Seems like the ideal book for fans of Stranger Things, but with something of a difference. Nostalgic? Yes, but it’s much more too, as Nick Bruno points out:

At first glance, Urban Legendz appears to be a supernatural trip into nostalgia. But when you read between the lines, you’ll discover a timeless message about how having a few good friends, can help us all overcome the “monsters” we’ll face in our lives.

Although, Paul Downs also mentions that it’s more than just a trip down Memory Lane:

Our goal with Urban Legendz was to tell a supernatural story with meaning. A nostalgic adventure, centered around a diverse group of friends who are dealing with present-day social issues (family dynamics, homelessness, gentrification). I grew up in a city, where our childhood adventures may have looked a little bit different than the classic Spielbergian suburbs, but were equally as magical. This was our opportunity to tell one of those stories. After all, why should the suburbs have all the fun?

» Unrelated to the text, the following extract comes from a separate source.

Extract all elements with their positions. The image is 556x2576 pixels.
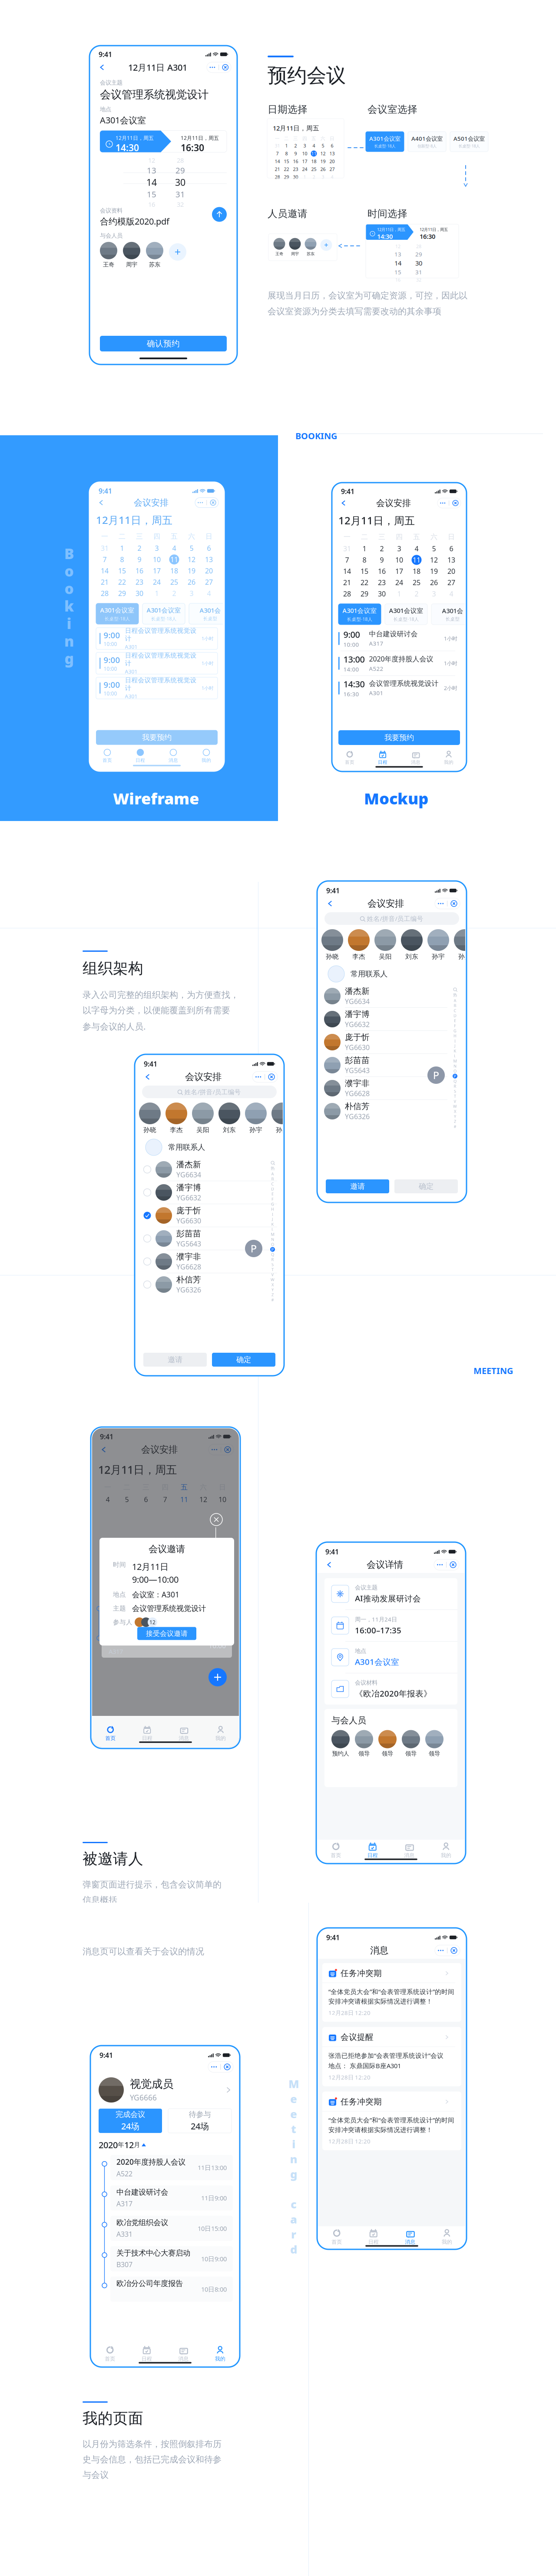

It’s as also important to these creators that this new book presented the diverse world they grew up with, as third Musketeer on this project, Michael Yates, references:

As a kid, I grew up on a steady diet of comics and animation. In middle school, I’d take some of my favorite animation worlds, like Akira, and Dragonball Z and do my own comic spinoffs. I’d take a stack of printer paper stapled together and lose hours drawing and telling stories. The biggest difference being my stories would include characters that looked like me. This has been a goal of mine since I’ve entered into the animation industry and now into comics. I just want that little black kid in rural Indiana to see himself in some of the stories he was lost in.